In the normal Ionic capital the opposite faces are of identical appearance. If this were the case with the capital at the corner of a building, the result would be that on the side of the building all the capitals would present their bolsters instead of their volutes to the spectator. The only way to prevent this was to distort the corner capital into the form shown by Fig. 64; cf. also Figs. 61 and 70.

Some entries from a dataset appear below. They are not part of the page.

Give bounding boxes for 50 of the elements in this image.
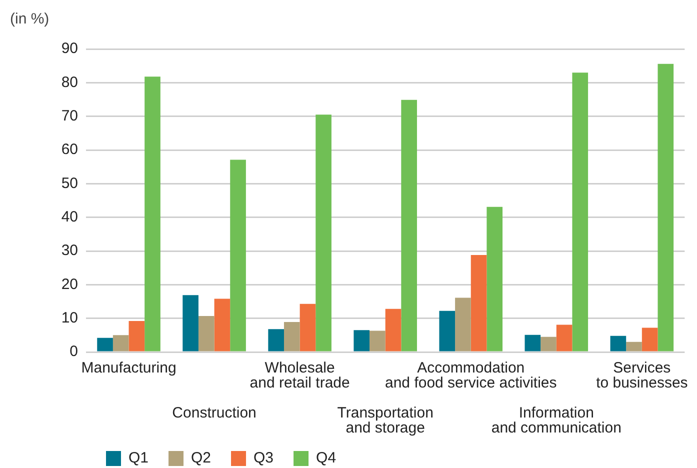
bar <box>470 255 487 352</box>
bar <box>300 304 316 352</box>
bar <box>144 76 160 352</box>
bar <box>97 338 113 352</box>
x-tick-label: Wholesale and retail trade <box>250 360 350 392</box>
bar <box>642 328 658 352</box>
y-tick-label: 60 <box>61 141 78 158</box>
x-tick-label: Construction <box>172 404 256 422</box>
y-tick-label: 80 <box>61 74 78 91</box>
bar <box>182 295 198 352</box>
bar <box>284 322 300 352</box>
legend-label: Q3 <box>254 450 274 467</box>
bar <box>214 298 230 352</box>
bar <box>556 324 572 352</box>
x-tick-label: Transportation and storage <box>337 404 434 437</box>
bar <box>268 329 284 352</box>
bar <box>524 334 541 352</box>
bar <box>230 160 246 352</box>
bar <box>401 100 417 352</box>
y-tick-label: 30 <box>61 242 78 260</box>
legend-label: Q4 <box>316 450 336 467</box>
bar <box>198 316 214 352</box>
y-tick-label: 40 <box>61 208 78 226</box>
bar <box>572 72 588 352</box>
y-axis-title: (in %) <box>10 10 50 28</box>
y-tick-label: 70 <box>61 107 78 124</box>
bar <box>316 114 332 352</box>
bar <box>112 335 129 352</box>
bar <box>486 206 503 352</box>
bar <box>455 298 471 352</box>
legend-label: Q1 <box>128 450 149 467</box>
y-tick-label: 0 <box>70 343 78 360</box>
bar <box>626 342 642 352</box>
bar <box>610 336 626 352</box>
bar <box>354 330 370 352</box>
x-tick-label: Services to businesses <box>596 360 688 392</box>
y-tick-label: 20 <box>61 276 78 293</box>
y-tick-label: 90 <box>61 40 78 58</box>
bar <box>540 336 556 352</box>
bar <box>439 310 456 352</box>
bar <box>385 308 402 352</box>
y-tick-label: 10 <box>61 309 78 326</box>
x-tick-label: Accommodation and food service activities <box>384 360 557 392</box>
x-tick-label: Manufacturing <box>81 360 176 377</box>
bar <box>658 64 674 352</box>
bar <box>370 330 386 352</box>
bar <box>128 321 145 352</box>
x-tick-label: Information and communication <box>491 404 622 437</box>
y-tick-label: 50 <box>61 174 78 192</box>
legend-label: Q2 <box>191 450 212 467</box>
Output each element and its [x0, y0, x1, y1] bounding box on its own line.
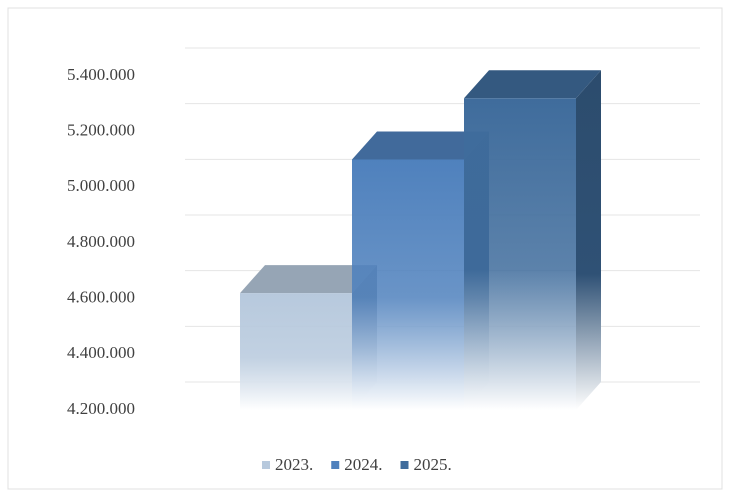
legend-label: 2023.: [275, 455, 313, 474]
legend-label: 2024.: [344, 455, 382, 474]
y-tick-label: 4.600.000: [67, 288, 135, 307]
legend-swatch: [262, 461, 270, 469]
bar: [240, 293, 352, 410]
y-tick-label: 5.400.000: [67, 65, 135, 84]
y-tick-label: 5.000.000: [67, 176, 135, 195]
bar: [352, 159, 464, 410]
bar-top: [464, 70, 601, 99]
bar-top: [352, 131, 489, 160]
legend-swatch: [400, 461, 409, 469]
legend-swatch: [331, 461, 340, 469]
y-tick-label: 4.400.000: [67, 343, 135, 362]
legend-label: 2025.: [414, 455, 452, 474]
y-tick-label: 4.200.000: [67, 399, 135, 418]
bar-side: [576, 70, 601, 411]
y-tick-label: 4.800.000: [67, 232, 135, 251]
bar-top: [240, 265, 377, 294]
y-tick-label: 5.200.000: [67, 121, 135, 140]
bar: [464, 98, 576, 411]
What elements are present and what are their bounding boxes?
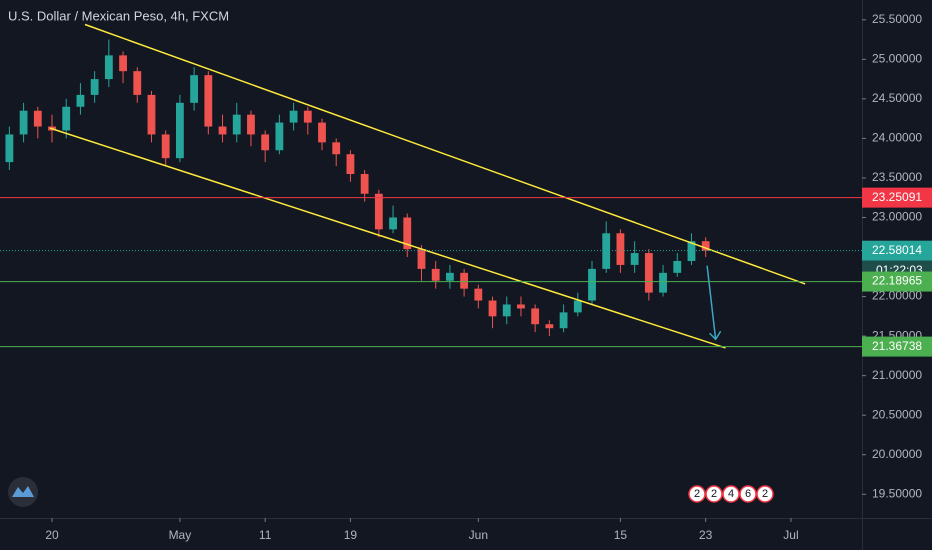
x-tick-label: 11 — [259, 528, 272, 542]
candle-body — [289, 110, 298, 123]
x-tick-label: 23 — [699, 528, 713, 542]
candle-body — [76, 94, 85, 107]
x-tick-label: Jun — [469, 528, 488, 542]
y-tick-label: 25.00000 — [872, 51, 922, 65]
x-tick-label: 20 — [45, 528, 59, 542]
event-badge — [739, 485, 757, 503]
candle-body — [517, 304, 525, 309]
candle-body — [133, 71, 142, 95]
price-label: 22.18965 — [872, 274, 922, 288]
y-tick-label: 20.50000 — [872, 407, 922, 421]
candle-body — [488, 300, 497, 317]
candle-body — [275, 122, 284, 151]
y-tick-label: 19.50000 — [872, 486, 922, 500]
x-tick-label: 19 — [344, 528, 358, 542]
candle-body — [261, 134, 270, 151]
candle-body — [204, 75, 213, 127]
event-badge-label: 2 — [762, 488, 768, 500]
x-tick-label: Jul — [783, 528, 798, 542]
candle-body — [389, 217, 397, 230]
candle-body — [630, 253, 639, 265]
y-tick-label: 25.50000 — [872, 12, 922, 26]
candle-body — [232, 114, 241, 135]
candle-body — [588, 268, 596, 301]
price-label: 21.36738 — [872, 339, 922, 353]
y-tick-label: 22.00000 — [872, 289, 922, 303]
candle-body — [318, 122, 326, 143]
candle-body — [460, 272, 469, 289]
logo — [8, 477, 38, 507]
event-badge-label: 2 — [711, 488, 717, 500]
event-badge-label: 2 — [694, 488, 700, 500]
candle-body — [303, 110, 312, 123]
candle-body — [573, 300, 582, 313]
candle-body — [161, 134, 170, 159]
price-label: 22.58014 — [872, 243, 922, 257]
x-tick-label: 15 — [614, 528, 628, 542]
candle-body — [62, 106, 71, 131]
candle-body — [5, 134, 14, 163]
trend-line — [49, 127, 726, 349]
candle-body — [247, 114, 255, 135]
candle-body — [474, 288, 483, 301]
price-label-box — [862, 336, 932, 357]
candle-body — [673, 260, 682, 273]
event-badge — [722, 485, 740, 503]
candle-body — [90, 79, 99, 95]
event-badge — [705, 485, 723, 503]
candle-body — [644, 253, 653, 293]
candle-body — [119, 55, 127, 72]
candle-body — [19, 110, 28, 135]
price-label-box — [862, 187, 932, 208]
candle-body — [147, 94, 156, 135]
candle-body — [175, 102, 184, 159]
candle-body — [332, 142, 341, 155]
candle-body — [403, 217, 412, 250]
candle-body — [531, 308, 540, 325]
chart-title: U.S. Dollar / Mexican Peso, 4h, FXCM — [8, 8, 229, 23]
candle-body — [218, 126, 227, 135]
y-tick-label: 20.00000 — [872, 447, 922, 461]
candle-body — [360, 173, 369, 194]
arrow — [706, 265, 722, 341]
candle-body — [346, 154, 355, 174]
candle-body — [616, 233, 625, 265]
candle-body — [190, 75, 199, 103]
y-tick-label: 21.00000 — [872, 368, 922, 382]
candle-body — [417, 249, 426, 269]
price-label-box — [862, 271, 932, 292]
price-label: 23.25091 — [872, 190, 922, 204]
candle-body — [104, 55, 113, 80]
candle-body — [33, 110, 42, 127]
y-tick-label: 23.00000 — [872, 210, 922, 224]
event-badge — [756, 485, 774, 503]
candle-body — [374, 193, 383, 230]
candle-body — [431, 268, 440, 281]
candle-body — [545, 324, 554, 329]
candle-body — [687, 241, 696, 261]
event-badge — [688, 485, 706, 503]
trend-line — [84, 23, 806, 285]
y-tick-label: 23.50000 — [872, 170, 922, 184]
event-badge-label: 6 — [745, 488, 751, 500]
candle-body — [559, 312, 568, 329]
candle-body — [701, 241, 710, 251]
y-tick-label: 24.50000 — [872, 91, 922, 105]
candle-body — [659, 272, 667, 293]
x-tick-label: May — [169, 528, 192, 542]
candle-body — [445, 272, 454, 281]
event-badge-label: 4 — [728, 488, 734, 500]
candle-body — [502, 304, 511, 317]
y-tick-label: 24.00000 — [872, 131, 922, 145]
price-label-box — [862, 240, 932, 261]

The Ionic architrave is divided horizontally into three (or sometimes two) bands, each of the upper ones projecting slightly over the one below it. It is crowned by a sort of cornice enriched with moldings. The frieze is not divided like the Doric frieze, but presents an uninterrupted surface. It may be either plain or covered with relief-sculpture. It is finished off with moldings along the upper edge. The cornice consists of two principal parts. First comes a projecting block, into whose face rectangular cuttings have been made at short intervals, thus leaving a succession of cogs or dentels; above these are moldings. Secondly there is a much more widely projecting block, the corona, whose under surface is hollowed to lighten the weight and whose face is capped with moldings. The raking cornice is like the horizontal cornice except that it has no dentels. The sima or gutter-facing, whose profile is here a cyma recta (concave above and convex below), is enriched with sculptured floral ornament.

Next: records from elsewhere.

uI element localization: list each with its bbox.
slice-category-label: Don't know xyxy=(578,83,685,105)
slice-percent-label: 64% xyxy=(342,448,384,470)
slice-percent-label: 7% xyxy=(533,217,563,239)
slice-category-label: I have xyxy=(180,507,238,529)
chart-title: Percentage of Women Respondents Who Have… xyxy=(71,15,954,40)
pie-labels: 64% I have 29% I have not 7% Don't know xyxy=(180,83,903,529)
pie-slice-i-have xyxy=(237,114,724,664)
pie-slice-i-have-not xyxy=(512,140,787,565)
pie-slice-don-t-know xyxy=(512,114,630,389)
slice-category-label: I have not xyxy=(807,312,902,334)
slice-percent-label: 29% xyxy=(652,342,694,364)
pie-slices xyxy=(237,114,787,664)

In the Ionic buildings of Attica the base of the column consists of two tori separated by a trochilus. The proportions of these parts vary considerably. The base in Fig. 66 (from a building finished about 408 B.C.) is worthy of attentive examination by reason of its harmonious proportions. In the Roman form of this base, too often imitated nowadays, the trochilus has too small a diameter. The Attic-Ionic cornice never has dentels, unless the cornice of the Caryatid portico of the Erechtheum ought to be reckoned as an instance.